Frage 2: Wie oft könnte die Türkei eine solche Menge Gold verkaufen?
Knapp dreimal, dann wäre alles Gold im Staatsbesitz der Türkei verkauft. Die Marktteilnehmer kennen diese Zahlen und wissen das. Insoweit dürfte ein Goldverkauf allenfalls einen kurzfristigen Effekt haben
Frage 3: Beginnt die Türkei bereits mit Goldverkäufen?
Die türkische Zentralbank wird klug genug sein, solche Goldverkäufe so zu platzieren, dass dies kein Aufsehen erregt, aber große Verkaufsvolumen sind geeignet, kurzfristige Bewegungen am Goldmarkt auszulösen. Da die letzten 24h der Goldpreis in Euro von über 1060 auf ein Niveau von 1045-1048 gefallen ist, kann es durchaus sein, dass bereits eine große Menge Gold verkauft worden ist. Allerdings tritt der Goldpreis-Drück-Effekt nur solange ein, wie große Verkaufsorders im Markt liegen. Sobald die Menge abverkauft ist, zieht der Goldpreis dann in der Regel wieder an. Die ‚Munition‘ kann die Zentralbank also nur einmal verschießen. Nach zweimal ‚Nachladen‘ ist dann Schluss.

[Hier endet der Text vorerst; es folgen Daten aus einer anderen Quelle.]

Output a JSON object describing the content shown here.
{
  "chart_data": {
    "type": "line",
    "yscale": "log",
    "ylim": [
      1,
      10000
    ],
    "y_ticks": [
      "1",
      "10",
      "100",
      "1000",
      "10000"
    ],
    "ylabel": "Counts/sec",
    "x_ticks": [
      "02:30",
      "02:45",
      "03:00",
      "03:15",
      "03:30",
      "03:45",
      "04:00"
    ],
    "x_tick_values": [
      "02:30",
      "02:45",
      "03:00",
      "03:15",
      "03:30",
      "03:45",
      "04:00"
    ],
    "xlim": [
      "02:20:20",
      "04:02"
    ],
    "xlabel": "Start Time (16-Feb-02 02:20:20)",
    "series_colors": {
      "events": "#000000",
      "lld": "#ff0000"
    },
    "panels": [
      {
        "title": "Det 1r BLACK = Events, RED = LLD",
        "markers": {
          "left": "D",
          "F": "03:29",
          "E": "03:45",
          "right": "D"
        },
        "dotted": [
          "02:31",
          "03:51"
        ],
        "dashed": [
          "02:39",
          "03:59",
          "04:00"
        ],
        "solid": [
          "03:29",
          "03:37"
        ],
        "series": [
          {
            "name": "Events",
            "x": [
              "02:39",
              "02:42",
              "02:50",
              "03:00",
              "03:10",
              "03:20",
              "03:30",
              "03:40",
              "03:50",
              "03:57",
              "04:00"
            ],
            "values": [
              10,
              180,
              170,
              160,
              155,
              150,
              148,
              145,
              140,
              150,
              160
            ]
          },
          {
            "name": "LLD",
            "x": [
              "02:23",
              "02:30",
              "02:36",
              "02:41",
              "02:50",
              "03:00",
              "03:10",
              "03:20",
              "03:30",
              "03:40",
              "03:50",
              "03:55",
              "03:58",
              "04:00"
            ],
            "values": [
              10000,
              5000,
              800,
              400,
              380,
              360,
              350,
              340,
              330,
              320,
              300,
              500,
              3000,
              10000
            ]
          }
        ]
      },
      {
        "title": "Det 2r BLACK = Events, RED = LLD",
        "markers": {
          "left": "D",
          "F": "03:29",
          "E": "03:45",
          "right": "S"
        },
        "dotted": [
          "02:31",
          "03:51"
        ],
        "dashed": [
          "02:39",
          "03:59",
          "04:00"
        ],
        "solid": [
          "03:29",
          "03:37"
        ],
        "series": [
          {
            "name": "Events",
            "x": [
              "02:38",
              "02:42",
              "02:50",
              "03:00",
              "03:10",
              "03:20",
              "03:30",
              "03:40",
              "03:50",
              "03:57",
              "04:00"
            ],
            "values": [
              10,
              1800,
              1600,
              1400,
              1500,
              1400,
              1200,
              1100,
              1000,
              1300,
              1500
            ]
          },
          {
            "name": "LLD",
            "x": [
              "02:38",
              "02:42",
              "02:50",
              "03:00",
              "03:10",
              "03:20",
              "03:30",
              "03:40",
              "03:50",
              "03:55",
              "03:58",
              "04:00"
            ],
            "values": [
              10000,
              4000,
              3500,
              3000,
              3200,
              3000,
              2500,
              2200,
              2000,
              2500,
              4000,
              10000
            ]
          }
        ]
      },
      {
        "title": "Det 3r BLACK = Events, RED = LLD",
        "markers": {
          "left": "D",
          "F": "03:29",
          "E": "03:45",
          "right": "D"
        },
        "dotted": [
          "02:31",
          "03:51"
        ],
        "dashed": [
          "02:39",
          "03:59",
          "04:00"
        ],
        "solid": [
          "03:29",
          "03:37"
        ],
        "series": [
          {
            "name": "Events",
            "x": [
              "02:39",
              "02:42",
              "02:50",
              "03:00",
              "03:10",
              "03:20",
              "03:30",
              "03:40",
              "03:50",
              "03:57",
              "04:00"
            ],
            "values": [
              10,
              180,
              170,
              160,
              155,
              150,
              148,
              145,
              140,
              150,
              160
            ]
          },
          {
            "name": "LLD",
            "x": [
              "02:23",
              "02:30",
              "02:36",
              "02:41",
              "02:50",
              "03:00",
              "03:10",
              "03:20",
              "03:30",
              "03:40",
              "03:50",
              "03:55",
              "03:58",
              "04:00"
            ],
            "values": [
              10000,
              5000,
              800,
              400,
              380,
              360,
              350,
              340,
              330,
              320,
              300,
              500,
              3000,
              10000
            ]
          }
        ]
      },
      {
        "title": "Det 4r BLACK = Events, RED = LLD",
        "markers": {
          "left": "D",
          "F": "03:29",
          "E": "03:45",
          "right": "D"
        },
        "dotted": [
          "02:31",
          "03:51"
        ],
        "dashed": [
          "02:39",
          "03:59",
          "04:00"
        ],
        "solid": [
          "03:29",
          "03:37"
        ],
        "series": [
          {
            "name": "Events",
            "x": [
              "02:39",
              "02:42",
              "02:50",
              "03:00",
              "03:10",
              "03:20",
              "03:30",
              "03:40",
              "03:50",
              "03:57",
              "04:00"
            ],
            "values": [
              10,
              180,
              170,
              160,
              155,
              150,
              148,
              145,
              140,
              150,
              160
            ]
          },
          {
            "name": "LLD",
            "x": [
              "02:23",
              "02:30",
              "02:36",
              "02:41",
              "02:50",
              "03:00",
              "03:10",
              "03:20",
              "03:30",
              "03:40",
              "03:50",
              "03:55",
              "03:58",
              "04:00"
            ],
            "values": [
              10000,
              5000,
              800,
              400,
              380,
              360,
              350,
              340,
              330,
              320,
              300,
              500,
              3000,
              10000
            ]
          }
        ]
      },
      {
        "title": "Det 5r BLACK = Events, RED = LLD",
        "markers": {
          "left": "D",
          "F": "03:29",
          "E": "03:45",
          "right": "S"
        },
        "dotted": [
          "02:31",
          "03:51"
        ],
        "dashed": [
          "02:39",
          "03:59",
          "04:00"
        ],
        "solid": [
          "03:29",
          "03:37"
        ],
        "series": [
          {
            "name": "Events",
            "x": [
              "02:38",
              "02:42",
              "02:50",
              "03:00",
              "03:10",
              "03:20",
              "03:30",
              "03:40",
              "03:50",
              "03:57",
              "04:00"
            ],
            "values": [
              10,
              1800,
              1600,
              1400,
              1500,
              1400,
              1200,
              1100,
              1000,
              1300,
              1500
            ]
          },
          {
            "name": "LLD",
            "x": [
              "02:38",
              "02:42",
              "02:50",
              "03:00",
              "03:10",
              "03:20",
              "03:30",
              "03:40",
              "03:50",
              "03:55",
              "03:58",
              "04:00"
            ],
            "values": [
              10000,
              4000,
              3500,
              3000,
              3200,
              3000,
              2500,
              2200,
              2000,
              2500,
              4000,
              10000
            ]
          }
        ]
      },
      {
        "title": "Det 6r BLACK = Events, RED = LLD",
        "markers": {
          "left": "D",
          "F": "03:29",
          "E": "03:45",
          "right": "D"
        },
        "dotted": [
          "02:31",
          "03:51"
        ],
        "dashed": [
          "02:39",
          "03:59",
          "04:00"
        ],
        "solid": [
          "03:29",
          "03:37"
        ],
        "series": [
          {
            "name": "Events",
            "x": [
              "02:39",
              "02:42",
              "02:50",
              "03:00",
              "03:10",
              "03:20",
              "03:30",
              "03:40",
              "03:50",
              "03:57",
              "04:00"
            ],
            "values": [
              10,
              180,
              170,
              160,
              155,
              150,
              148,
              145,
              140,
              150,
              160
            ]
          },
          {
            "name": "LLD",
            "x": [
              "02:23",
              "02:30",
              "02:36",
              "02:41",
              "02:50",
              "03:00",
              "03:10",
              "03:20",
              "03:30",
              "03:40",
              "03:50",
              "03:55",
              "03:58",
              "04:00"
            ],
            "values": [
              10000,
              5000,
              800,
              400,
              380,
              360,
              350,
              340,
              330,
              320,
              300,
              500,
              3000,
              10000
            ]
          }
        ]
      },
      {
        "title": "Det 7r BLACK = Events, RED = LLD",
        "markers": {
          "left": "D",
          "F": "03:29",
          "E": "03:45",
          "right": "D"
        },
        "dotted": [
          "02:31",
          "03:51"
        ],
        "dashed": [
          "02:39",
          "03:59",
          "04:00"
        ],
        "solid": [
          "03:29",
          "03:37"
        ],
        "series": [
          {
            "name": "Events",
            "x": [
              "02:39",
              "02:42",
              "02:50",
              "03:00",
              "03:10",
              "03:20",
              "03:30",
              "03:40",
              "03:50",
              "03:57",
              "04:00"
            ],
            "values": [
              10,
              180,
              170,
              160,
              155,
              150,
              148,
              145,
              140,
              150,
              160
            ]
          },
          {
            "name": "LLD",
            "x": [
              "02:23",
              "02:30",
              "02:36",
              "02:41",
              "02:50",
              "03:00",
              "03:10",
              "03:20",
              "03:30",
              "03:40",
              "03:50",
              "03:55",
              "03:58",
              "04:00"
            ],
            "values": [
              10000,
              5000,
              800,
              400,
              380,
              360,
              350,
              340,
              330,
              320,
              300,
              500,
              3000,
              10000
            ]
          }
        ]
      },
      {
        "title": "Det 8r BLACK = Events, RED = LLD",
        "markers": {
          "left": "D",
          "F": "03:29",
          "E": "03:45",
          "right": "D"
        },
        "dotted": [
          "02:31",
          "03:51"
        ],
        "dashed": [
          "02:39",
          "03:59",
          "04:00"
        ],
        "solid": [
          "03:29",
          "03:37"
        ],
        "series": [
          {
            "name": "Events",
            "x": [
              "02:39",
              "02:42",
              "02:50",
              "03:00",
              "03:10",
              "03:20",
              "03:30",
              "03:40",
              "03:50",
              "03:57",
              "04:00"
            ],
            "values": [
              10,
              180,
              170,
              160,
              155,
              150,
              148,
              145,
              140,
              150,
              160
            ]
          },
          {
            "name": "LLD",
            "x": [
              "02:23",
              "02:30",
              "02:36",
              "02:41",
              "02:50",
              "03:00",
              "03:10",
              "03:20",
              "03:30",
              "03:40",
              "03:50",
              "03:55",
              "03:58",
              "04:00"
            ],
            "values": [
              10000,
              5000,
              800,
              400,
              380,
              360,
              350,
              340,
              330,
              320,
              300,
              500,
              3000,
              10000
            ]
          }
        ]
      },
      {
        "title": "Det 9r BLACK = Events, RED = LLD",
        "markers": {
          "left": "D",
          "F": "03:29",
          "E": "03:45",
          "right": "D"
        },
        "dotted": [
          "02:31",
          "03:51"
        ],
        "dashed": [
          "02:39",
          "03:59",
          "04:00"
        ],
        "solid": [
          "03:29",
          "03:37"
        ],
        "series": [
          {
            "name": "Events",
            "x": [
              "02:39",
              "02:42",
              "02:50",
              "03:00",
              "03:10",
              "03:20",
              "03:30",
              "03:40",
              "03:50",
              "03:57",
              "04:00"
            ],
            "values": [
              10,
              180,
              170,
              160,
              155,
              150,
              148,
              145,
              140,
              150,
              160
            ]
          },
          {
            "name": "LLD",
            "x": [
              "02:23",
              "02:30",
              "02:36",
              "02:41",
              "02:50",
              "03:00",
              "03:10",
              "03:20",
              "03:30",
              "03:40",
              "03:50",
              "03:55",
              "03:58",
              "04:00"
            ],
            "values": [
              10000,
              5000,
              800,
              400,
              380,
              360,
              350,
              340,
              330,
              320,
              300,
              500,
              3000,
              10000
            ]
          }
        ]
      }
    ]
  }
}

Frage 4: Soll man jetzt Gold kaufen?
Diese Frage muss jeder für sich beantworten. Die grundsätzliche globale Lage hat sich nicht geändert. Es gibt nach wie vor eine hohe Verschuldung der Staaten, Probleme in Europa und im Euroraum, einen US-Präsidenten, der Handelszölle für ein geeignetes Mittel der Politik hält und zahlreiche Krisenherde in der Welt. Garniert mit einer Nullzinspolitik in Europa und Banken, die hohe Risiken in den Bilanzen tragen. Nunmehr kommt nur noch ein weiterer Unsicherheitsherd hinzu.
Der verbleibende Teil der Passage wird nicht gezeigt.